News Day FR

L’invité : l’IA en santé, « Hippocrator »

L’invité

L’IA en santé : « Hippocrator »

Le philosophe de la santé Guillaume von der Weid estime que l’IA ne sera jamais aussi performante que si elle respecte les limites de la condition humaine.

L’invité Publié aujourd’hui à 7h29

Abonnez-vous maintenant et profitez de la fonction de lecture audio.

BotTalk

L’intelligence artificielle est partout. Dans un monde hyper-technologique, structuré par la rationalité et la quantification, l’optimisation des données fait des merveilles. Mais justement. Elle est si efficace qu’elle tend à empiéter sur le qualitatif, l’incalculable, l’immatériel, en un mot : l’humain.

Aucun calcul ne permettra à une voiture autonome de « décider » d’écraser un groupe de piétons ou de sacrifier son conducteur, de rectifier des biais statistiques liés aux préjugés sociaux ou encore de justifier la manière dont elle sélectionne l’orientation des étudiants. Cela se résume à des principes, c’est-à-dire à des éléments primaires, purement qualitatifs. Ce que la médecine illustre par son imbrication de la quantité de traitements et de la qualité des soins.

Sans même évoquer le succès de ChatGPT au concours médical américain en 2023, l’IA a depuis longtemps dépassé le niveau des tâches serviles d’intendance (information, prise de rendez-vous, mesures biologiques). Elle a acquis des compétences cliniques qui vont au-delà de l’expertise humaine : diagnostic, aide à la décision, chirurgie robotique, personnalisation des traitements, etc. Et elle fait non seulement le « sale boulot » comme le « bon boulot », mais aussi le « super boulot ». qu’aucun humain ne pourrait faire : « présence 24 heures sur 24 », détection des risques suicidaires sur les réseaux sociaux, recherche biochimique, politiques de santé optimales par l’analyse du big data, etc. Bref, on s’inquiète aujourd’hui, notamment chez les assureurs, qu’aucun médecin ne puisse faire risquer de contredire l’IA. Sommes-nous entrés dans l’ère d’une médecine aussi efficace qu’inhumaine ?

Si le corps était une machine, nous pourrions en être heureux : les machines répareraient les machines. Mais un corps est vivant et surtout, lorsqu’il est humain, c’est une personne. C’est pourquoi nous avons besoin d’un traitement mécanique, mais aussi de soins empreints de compassion. Cependant, le soin remet en question le fondement informatique de l’IA : la mesure, ce qui signifie à la fois quantification, décision et modération.

Il faut d’abord donner à l’IA une mesure dans le sens de capturer des données. Or, l’IA est incapable de « sentir » un patient. Il est fort pour combiner et déduire, faible pour détecter et interpréter. Une maladie est un problème vécu avant d’être une mesure physiologique. La première mesure naît d’une rencontre humaine, d’une « conférence singulière ».

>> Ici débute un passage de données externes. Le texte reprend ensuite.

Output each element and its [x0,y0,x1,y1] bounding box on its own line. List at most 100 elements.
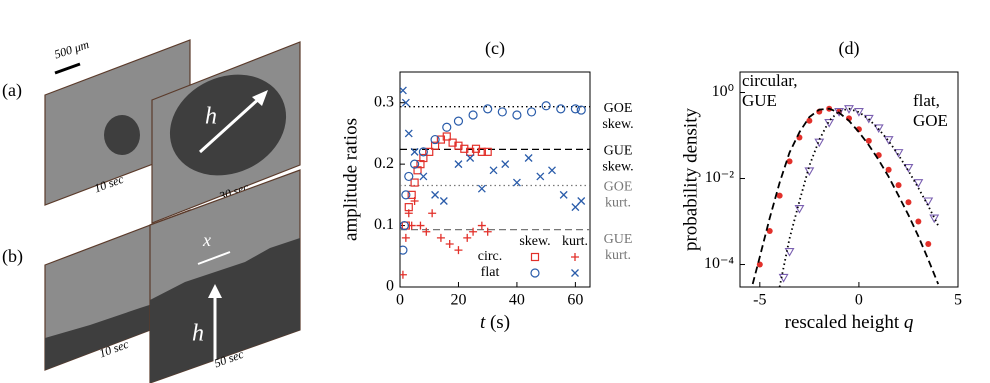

Mais l’IA dépend aussi de mesures au sens de décisions collectives. Quelles sont les priorités de santé publique ? Petites pathologies répandues ou pathologies rares ? Vaut-il mieux sauver 80 personnes par an ou sauver un bébé qui peut vivre 80 ans ? Sommes-nous en train de mettre en péril l’avenir économique de générations entières pour sauver quelques personnes âgées, « quoi qu’il en coûte » ? Tout comme une voiture autonome ne sera pas en mesure de décider de sa destination, aussi parfaite que soit sa conduite, l’IA en santé ne pourra pas soigner les gens sans prioriser les traitements.

L’IA pose enfin le problème de la mesure comme modération. Trop de mesures tuent la mesure. Faut-il lire l’intégralité du génome d’un individu pour révéler tous ses risques pathologiques, y compris les plus improbables ? Dans quelle mesure doit-on segmenter le public de l’assurance, si cela remet en cause la solidarité qui en est le fondement ? Pour éviter de devenir contre-productive, l’IA doit être tempérée par des principes qui lui sont extérieurs.

Ainsi, l’efficacité de l’IA ne sera jamais aussi grande qu’en respectant les limites du souci humain, du souci qu’ils ont les uns pour les autres, du souci de la condition humaine confrontée à la souffrance, à la pénurie, à la fatalité. . C’est pourquoi nous aurons toujours besoin de femmes et d’hommes qui sympathisent, décident et acceptent leur finitude.

Bulletin

« La Tribune des Opinions »

Avec la Tribune des Opinions, retrouvez analyses, éditoriaux, lettres de lecteurs, avis d’experts… Autant d’éléments pour vous faire votre propre opinion chaque lundi.

Autres bulletins d’information

Se connecter

Avez-vous trouvé une erreur ? Merci de nous le signaler.